As the adults pour out into the backyard, gasping at the sight of all of their children doing somersaults in the air, Gina screeches at her mother, “Get me down! I said she was out of control and now look!” She flips in the air, trying to push her skirt down, and seethes, “I’m going to sue for emotional distress. And damages! Don’t think I won’t!”

“Daughter, for once in your painfully short life—shut up!” Neva shouts while she marches toward me, and I don’t know if I should laugh or be scared.

“Everything is just fine,” my aunt soothes, gathering the family grimoire and then floating back to the ground. Well, not quite all the way down. She still hovers about an inch off the grass, and the book has the ‘floating in zero gravity’look with pages swaying within its binding.

Mildred opens the grimoire to the correct page and holds it out for me to read. She doesn’t look nervous, so I try not to be nervous too.

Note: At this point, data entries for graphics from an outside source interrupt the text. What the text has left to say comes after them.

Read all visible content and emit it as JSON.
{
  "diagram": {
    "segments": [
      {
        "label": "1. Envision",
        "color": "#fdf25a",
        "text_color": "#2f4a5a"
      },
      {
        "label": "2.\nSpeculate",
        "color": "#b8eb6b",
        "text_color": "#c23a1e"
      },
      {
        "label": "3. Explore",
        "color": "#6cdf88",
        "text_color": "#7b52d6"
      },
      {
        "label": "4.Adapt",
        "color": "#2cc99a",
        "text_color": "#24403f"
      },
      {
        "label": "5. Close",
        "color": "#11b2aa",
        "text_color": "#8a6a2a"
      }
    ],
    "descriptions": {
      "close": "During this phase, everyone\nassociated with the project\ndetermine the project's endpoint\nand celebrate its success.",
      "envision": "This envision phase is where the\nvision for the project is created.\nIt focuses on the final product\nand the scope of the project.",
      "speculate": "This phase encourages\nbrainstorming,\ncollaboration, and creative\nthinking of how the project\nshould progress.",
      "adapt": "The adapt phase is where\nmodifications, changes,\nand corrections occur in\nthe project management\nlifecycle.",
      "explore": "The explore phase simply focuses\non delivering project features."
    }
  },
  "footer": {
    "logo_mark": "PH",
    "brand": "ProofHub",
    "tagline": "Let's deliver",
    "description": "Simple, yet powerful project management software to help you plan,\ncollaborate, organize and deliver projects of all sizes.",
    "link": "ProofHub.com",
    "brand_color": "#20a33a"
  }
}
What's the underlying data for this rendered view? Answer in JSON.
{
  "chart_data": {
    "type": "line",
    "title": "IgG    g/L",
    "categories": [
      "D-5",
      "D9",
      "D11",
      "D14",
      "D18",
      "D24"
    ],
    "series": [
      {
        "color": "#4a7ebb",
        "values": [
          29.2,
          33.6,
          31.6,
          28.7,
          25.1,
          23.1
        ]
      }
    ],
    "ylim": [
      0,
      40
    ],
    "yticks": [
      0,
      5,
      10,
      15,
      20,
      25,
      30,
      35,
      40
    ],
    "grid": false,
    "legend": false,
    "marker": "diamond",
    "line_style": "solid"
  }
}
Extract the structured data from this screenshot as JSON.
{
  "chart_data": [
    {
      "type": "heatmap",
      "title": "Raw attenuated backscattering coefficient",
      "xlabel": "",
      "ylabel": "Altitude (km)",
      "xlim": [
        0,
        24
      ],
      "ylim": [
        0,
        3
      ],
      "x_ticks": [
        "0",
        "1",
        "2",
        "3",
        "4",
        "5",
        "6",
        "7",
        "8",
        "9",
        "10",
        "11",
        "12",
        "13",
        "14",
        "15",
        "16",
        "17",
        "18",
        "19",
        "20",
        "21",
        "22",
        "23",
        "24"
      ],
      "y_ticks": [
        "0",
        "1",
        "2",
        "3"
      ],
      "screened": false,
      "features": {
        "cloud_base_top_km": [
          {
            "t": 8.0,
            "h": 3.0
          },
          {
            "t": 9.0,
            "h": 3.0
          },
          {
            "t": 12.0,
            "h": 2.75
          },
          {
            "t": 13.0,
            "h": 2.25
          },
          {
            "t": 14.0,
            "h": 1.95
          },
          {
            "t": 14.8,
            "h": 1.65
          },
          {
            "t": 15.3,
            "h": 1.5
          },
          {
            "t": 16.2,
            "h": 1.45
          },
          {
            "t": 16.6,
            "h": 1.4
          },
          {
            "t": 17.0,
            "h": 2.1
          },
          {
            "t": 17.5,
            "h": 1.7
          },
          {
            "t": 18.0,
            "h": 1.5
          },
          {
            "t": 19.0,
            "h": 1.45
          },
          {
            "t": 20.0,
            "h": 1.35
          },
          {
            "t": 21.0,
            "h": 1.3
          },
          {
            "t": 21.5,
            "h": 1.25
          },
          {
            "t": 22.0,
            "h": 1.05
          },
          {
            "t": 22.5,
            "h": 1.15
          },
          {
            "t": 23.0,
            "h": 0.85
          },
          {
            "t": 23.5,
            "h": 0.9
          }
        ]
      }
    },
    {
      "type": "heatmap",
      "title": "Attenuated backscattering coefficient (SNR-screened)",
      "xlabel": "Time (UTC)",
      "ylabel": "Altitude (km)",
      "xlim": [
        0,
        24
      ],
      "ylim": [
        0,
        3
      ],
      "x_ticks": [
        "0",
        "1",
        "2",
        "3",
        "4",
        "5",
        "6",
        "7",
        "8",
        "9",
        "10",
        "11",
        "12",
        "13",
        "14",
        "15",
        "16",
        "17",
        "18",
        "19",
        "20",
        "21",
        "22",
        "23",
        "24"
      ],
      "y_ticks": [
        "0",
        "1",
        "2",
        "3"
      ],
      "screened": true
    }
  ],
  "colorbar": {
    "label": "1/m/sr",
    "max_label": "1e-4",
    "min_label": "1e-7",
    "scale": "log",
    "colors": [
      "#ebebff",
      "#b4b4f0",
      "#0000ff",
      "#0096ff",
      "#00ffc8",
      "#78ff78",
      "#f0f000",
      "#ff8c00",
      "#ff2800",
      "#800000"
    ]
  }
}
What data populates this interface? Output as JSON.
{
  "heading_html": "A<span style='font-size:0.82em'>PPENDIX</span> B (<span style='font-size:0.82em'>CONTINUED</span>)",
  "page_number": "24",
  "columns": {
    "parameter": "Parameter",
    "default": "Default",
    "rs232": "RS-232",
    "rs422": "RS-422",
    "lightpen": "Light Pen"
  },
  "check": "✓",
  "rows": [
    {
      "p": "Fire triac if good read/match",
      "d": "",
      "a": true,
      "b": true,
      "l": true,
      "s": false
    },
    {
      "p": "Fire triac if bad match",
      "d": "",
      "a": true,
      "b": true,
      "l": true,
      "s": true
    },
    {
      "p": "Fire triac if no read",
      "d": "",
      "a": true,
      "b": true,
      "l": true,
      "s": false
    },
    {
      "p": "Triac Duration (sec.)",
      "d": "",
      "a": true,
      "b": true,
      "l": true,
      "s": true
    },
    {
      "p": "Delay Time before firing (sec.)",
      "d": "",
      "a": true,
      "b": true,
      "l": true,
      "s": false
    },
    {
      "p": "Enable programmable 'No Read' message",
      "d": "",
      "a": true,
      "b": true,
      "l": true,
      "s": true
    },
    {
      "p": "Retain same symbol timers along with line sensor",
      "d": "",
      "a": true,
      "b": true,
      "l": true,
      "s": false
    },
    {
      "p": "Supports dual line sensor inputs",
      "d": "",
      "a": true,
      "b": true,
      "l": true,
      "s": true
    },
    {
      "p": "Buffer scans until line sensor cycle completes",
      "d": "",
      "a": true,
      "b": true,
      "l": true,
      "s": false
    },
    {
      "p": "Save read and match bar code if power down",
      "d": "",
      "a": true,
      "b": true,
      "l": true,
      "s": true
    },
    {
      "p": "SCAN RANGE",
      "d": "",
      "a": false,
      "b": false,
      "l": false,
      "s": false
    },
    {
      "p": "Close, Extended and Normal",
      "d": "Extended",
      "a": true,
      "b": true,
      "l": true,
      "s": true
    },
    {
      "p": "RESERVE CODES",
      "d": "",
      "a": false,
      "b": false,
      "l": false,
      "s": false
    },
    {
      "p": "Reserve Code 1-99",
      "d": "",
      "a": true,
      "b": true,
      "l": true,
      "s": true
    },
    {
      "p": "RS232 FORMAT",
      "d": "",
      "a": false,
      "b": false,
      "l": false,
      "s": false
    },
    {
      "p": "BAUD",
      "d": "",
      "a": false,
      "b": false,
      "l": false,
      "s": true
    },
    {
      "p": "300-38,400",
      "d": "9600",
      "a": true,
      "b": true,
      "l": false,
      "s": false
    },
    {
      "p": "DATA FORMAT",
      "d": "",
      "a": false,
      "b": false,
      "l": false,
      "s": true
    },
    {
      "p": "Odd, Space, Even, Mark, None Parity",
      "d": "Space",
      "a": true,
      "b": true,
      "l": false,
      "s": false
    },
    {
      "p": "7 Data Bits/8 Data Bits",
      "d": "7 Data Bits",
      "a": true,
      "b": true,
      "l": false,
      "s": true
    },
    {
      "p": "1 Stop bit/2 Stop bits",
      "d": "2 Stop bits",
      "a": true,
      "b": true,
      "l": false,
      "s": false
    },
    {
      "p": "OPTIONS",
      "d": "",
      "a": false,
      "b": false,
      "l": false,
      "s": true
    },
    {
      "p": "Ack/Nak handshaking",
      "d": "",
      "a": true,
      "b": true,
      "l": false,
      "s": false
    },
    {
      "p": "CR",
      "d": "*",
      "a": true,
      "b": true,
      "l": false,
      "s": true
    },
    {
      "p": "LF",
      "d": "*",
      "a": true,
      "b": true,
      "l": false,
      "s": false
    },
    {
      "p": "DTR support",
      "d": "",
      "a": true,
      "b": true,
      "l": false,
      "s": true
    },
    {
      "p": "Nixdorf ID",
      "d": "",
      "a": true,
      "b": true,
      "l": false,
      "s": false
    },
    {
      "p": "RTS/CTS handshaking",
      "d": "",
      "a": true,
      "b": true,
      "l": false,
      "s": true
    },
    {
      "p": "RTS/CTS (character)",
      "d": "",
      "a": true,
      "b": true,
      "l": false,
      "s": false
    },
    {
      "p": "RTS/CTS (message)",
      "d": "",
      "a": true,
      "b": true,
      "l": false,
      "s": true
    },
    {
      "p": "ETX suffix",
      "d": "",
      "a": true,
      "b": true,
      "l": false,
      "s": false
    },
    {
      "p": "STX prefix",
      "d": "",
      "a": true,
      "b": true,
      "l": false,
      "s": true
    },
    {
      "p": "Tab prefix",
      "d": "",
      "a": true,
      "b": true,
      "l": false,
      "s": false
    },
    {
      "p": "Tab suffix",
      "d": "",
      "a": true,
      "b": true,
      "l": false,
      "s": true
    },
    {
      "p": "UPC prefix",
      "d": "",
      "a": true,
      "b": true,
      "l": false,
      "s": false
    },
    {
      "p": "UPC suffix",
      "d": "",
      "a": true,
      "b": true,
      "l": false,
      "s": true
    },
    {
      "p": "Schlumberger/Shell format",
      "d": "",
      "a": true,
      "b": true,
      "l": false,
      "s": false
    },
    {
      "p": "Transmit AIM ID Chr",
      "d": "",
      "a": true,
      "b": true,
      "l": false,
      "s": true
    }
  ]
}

Wiping my sweaty palms against my jeans, I imagine everything gently gliding back down, then out loud, in what I hope sounds like a commanding voice, I read, “Mighty air, what I have risen, I now ask to be returned to the earth.”

I’m scared everything will ‘return to the earth’ a little too well and everyone will be buried up to their necks, but thankfully, just as I imagined, everything falls relatively easily back to the ground. With the disaster averted, there is a lot of cheering, laughing, and a few guys asking if I’ll do it again. Apparently, it’s pretty awesome to get to do backflips in the air without having to go to space first.

Through gritted teeth, Neva requests, “Mildred, would you be so kind as to give me a few minutes of your time. We can go inside. Maybe have a cup of tea.”